The Finance Ministry is in dialogue with the Securities and Exchange Board of India (SEBI) to tighten the venture capital regulations and also tackle the host of issues that has emerged in the changed economic context.

“We are looking at a whole question of how can we define the sector tightly,” a Finance Ministry official said. The Finance Ministry may see merit in leveling the playing field between domestic venture capital institutions and the foreign venture capital institutions (FVCIs).

For instance, there is a minimum capitalisation norm that is applicable for domestic institutions. The same is not mandated for the FVCIs. The domestic funds also face some disadvantage on the tax treatment vis-À-vis the FVCIs, who take benefits from the tax treaties.
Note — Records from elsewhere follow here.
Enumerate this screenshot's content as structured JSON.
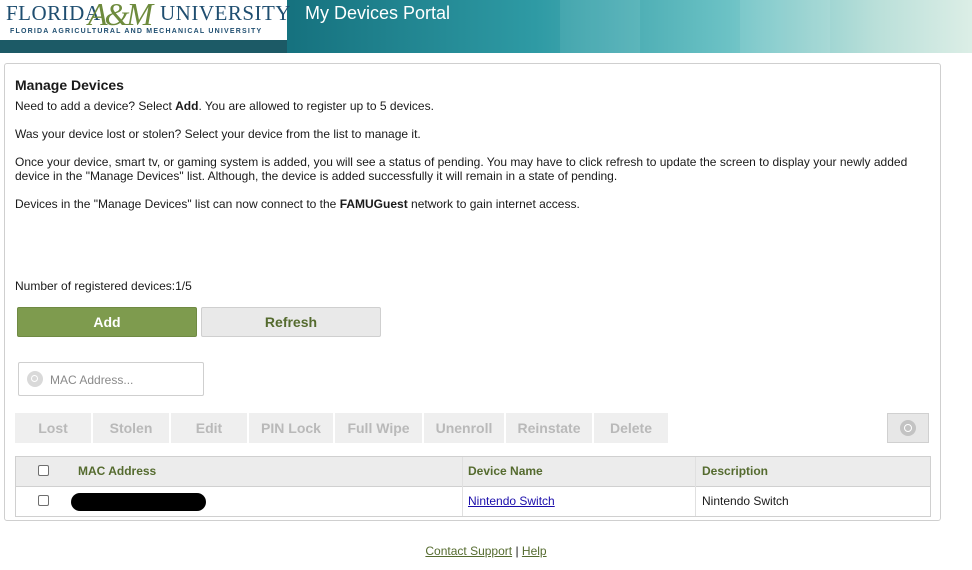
{
  "header": {
    "logo": {
      "word1": "FLORIDA",
      "am": "A&M",
      "word2": "UNIVERSITY",
      "sub": "FLORIDA AGRICULTURAL AND MECHANICAL UNIVERSITY"
    },
    "title": "My Devices Portal"
  },
  "panel": {
    "title": "Manage Devices",
    "p1": {
      "a": "Need to add a device? Select ",
      "b": "Add",
      "c": ". You are allowed to register up to 5 devices."
    },
    "p2": "Was your device lost or stolen? Select your device from the list to manage it.",
    "p3": "Once your device, smart tv, or gaming system  is added, you will see a status of pending.  You may have to click refresh to update the screen to display your newly added device in the \"Manage Devices\" list.  Although, the device is added successfully it will remain in a state of pending.",
    "p4": {
      "a": "Devices in the \"Manage Devices\" list can now connect to the ",
      "b": "FAMUGuest",
      "c": " network to gain internet access."
    },
    "count_label": "Number of registered devices:1/5",
    "add_label": "Add",
    "refresh_label": "Refresh",
    "search_placeholder": "MAC Address...",
    "actions": [
      "Lost",
      "Stolen",
      "Edit",
      "PIN Lock",
      "Full Wipe",
      "Unenroll",
      "Reinstate",
      "Delete"
    ]
  },
  "table": {
    "headers": {
      "mac": "MAC Address",
      "name": "Device Name",
      "desc": "Description"
    },
    "rows": [
      {
        "mac": "",
        "name": "Nintendo Switch",
        "desc": "Nintendo Switch"
      }
    ]
  },
  "footer": {
    "contact": "Contact Support",
    "sep": " | ",
    "help": "Help"
  },
  "colors": {
    "accent": "#7e9b4e",
    "accent_text": "#556b2f",
    "header_teal": "#16727f"
  }
}
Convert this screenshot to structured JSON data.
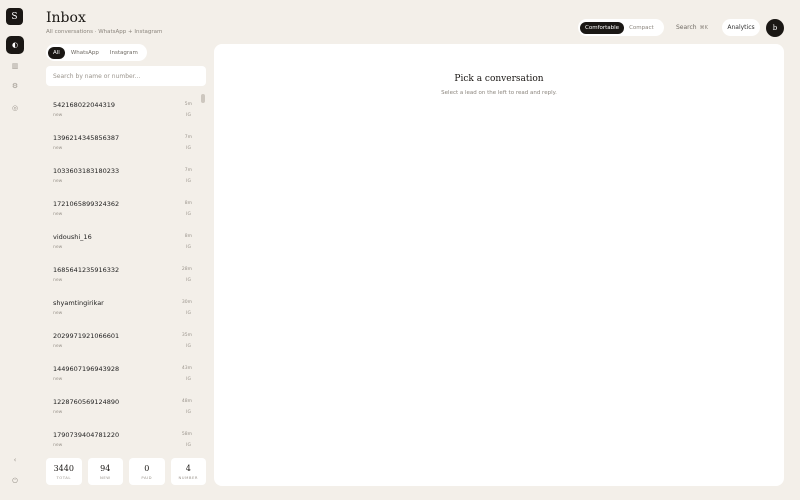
{
  "app": {
    "logo": "S"
  },
  "header": {
    "title": "Inbox",
    "subtitle": "All conversations · WhatsApp + Instagram",
    "density": {
      "options": [
        "Comfortable",
        "Compact"
      ],
      "selected": "Comfortable"
    },
    "search_label": "Search",
    "search_shortcut": "⌘K",
    "analytics_label": "Analytics",
    "avatar_initial": "b"
  },
  "channels": {
    "options": [
      "All",
      "WhatsApp",
      "Instagram"
    ],
    "selected": "All"
  },
  "search": {
    "placeholder": "Search by name or number...",
    "value": ""
  },
  "conversations": [
    {
      "name": "542168022044319",
      "status": "new",
      "time": "5m",
      "source": "IG"
    },
    {
      "name": "1396214345856387",
      "status": "new",
      "time": "7m",
      "source": "IG"
    },
    {
      "name": "1033603183180233",
      "status": "new",
      "time": "7m",
      "source": "IG"
    },
    {
      "name": "1721065899324362",
      "status": "new",
      "time": "8m",
      "source": "IG"
    },
    {
      "name": "vidoushi_16",
      "status": "new",
      "time": "8m",
      "source": "IG"
    },
    {
      "name": "1685641235916332",
      "status": "new",
      "time": "28m",
      "source": "IG"
    },
    {
      "name": "shyamtingirikar",
      "status": "new",
      "time": "30m",
      "source": "IG"
    },
    {
      "name": "2029971921066601",
      "status": "new",
      "time": "35m",
      "source": "IG"
    },
    {
      "name": "1449607196943928",
      "status": "new",
      "time": "43m",
      "source": "IG"
    },
    {
      "name": "1228760569124890",
      "status": "new",
      "time": "48m",
      "source": "IG"
    },
    {
      "name": "1790739404781220",
      "status": "new",
      "time": "58m",
      "source": "IG"
    }
  ],
  "stats": [
    {
      "value": "3440",
      "label": "TOTAL"
    },
    {
      "value": "94",
      "label": "NEW"
    },
    {
      "value": "0",
      "label": "PAID"
    },
    {
      "value": "4",
      "label": "NUMBER"
    }
  ],
  "pane": {
    "empty_title": "Pick a conversation",
    "empty_subtitle": "Select a lead on the left to read and reply."
  }
}
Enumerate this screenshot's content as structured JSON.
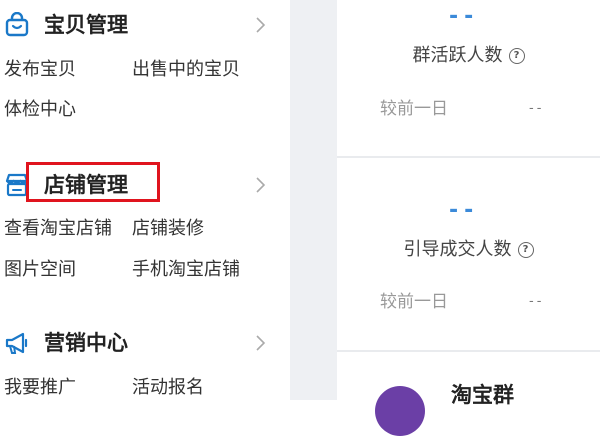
{
  "sidebar": {
    "sections": [
      {
        "icon": "shopping-bag-icon",
        "title": "宝贝管理",
        "items": [
          "发布宝贝",
          "出售中的宝贝",
          "体检中心"
        ]
      },
      {
        "icon": "storefront-icon",
        "title": "店铺管理",
        "items": [
          "查看淘宝店铺",
          "店铺装修",
          "图片空间",
          "手机淘宝店铺"
        ]
      },
      {
        "icon": "megaphone-icon",
        "title": "营销中心",
        "items": [
          "我要推广",
          "活动报名"
        ]
      }
    ]
  },
  "stats": {
    "cards": [
      {
        "value": "--",
        "label": "群活跃人数",
        "compare_label": "较前一日",
        "compare_value": "--"
      },
      {
        "value": "--",
        "label": "引导成交人数",
        "compare_label": "较前一日",
        "compare_value": "--"
      }
    ],
    "group_name": "淘宝群"
  },
  "colors": {
    "accent": "#3b8ad9",
    "highlight": "#e0141e",
    "icon": "#1a78c8",
    "avatar": "#6b3fa6"
  }
}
A case may also be made for revisiting the current regime that allows venture capital funds to invest one-third of its monies in listed companies. “I think the regulations have got it wrong on this issue," observed Dr K.P. Krishnan, Joint Secretary, Ministry of Finance, after releasing a report on ‘Indian Venture Capital’ at an Assocham function here today. The SEBI Wholetime Member, Dr T.C. Nair, was also present on the occasion.

‘Association welcomed’

Dr Nair said that the setting up of venture capital association of India (VCAI) was a welcome move as SEBI could get more information on the activities of this sector in the country. He highlighted that SEBI did not have a complete picture of the activities even though a number of venture capital funds were registered with the capital market regulator. Dr Nair later indicated that a number of regulatory changes were on the anvil in the area of venture capital in the coming days.

The Reserve Bank of India (RBI) is also understood to have urged the Finance Ministry to prevent foreign investors from manipulating the foreign investment norms by using the venture capital route. Meanwhile, on the level-playing field issue, the Finance Ministry may insist on review of the existing concessions given to FVCI in respect of exemption from takeover code and exemption from the one-year lock-in period for sale after initial public offering. Such concessions are not available for foreign direct investments.